EditorialViernes, 20 de noviembre de 2020
Por qué no cambiar la Constitución

Algo que en América Latina parecemos no haber comprendido es que las constituciones son un repositorio histórico de la memoria jurídica de un país y que deben ser textos que, dinámicos, conversen con la sociedad a la que rigen. Esto hace que cambiar el contenido de la Constitución sea una necesidad constante; sin embargo, lo que no es necesario es cambiar la Constitución completa. Nuestra carta del 93, como prácticamente todas las 12 anteriores (si contamos también a la de la Confederación Perú-Boliviana) contiene en sí misma mecanismos de enmienda y mejora al propio contenido de la carta.

La izquierda hoy pretende que en la cédula electoral del mes de abril se incluya la consulta de si queremos o no cambiar de Constitución. ¡Nada menos democrático!

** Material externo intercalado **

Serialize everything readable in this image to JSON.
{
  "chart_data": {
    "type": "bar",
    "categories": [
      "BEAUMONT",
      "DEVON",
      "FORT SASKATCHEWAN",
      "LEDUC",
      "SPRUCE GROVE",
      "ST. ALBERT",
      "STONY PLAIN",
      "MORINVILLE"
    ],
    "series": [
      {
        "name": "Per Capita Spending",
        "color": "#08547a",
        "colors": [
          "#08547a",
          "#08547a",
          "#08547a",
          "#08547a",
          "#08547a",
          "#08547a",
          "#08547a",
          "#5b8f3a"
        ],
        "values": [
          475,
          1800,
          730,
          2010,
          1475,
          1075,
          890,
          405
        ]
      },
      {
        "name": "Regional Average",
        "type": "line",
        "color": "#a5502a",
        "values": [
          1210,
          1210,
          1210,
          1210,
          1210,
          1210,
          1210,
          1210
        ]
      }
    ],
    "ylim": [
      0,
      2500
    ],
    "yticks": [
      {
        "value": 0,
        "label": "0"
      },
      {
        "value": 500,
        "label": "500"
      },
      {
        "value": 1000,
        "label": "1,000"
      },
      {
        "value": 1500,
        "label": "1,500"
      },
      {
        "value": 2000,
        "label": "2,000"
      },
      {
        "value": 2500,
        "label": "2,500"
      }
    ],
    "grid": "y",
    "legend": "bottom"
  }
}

Entonces: lo que aquí planteamos es ser más respetuosos de la relevancia de la estabilidad jurídica y de las formas correctas. Los Estados Unidos e Inglaterra han tenido, ambos, una sola Constitución. En el caso de los Estados Unidos se permitió la esclavitud (acto atroz) bajo la misma Constitución con la que un siglo y medio después un afroamericano asumiría la presidencia de los Estados Unidos: frente a la tremenda vulneración de derechos que la esclavitud representaba no se decidió cambiar de Constitución, sino hacer una enmienda que abra paso a la igualdad nominal de derechos entre todos los ciudadanos.

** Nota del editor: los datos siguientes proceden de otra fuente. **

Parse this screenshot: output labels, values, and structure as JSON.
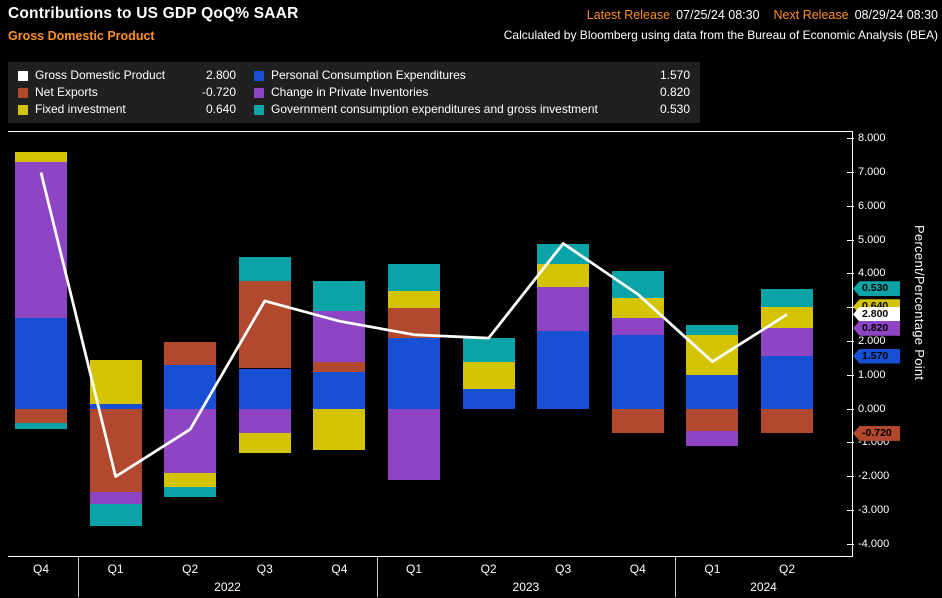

La izquierda hoy pretende que en la cédula electoral del mes de abril se incluya la consulta de si queremos o no cambiar de Constitución. ¡Nada menos democrático! ¿Con qué derecho se irrogan las personas sostienen esta idea la propuesta de imponer una pregunta sin pasar por la constitucional y necesaria recolección de firmas y referéndum que las firmas permiten? Si es que se quiere cambiar partes de la Constitución, que se haga si las mayorías así lo deciden, pero lo que no entendemos es por qué empezar de nuevo un proceso por el cuál ya hemos pasado 13 veces. Ojalá que prime la ponderación y la razón aquí.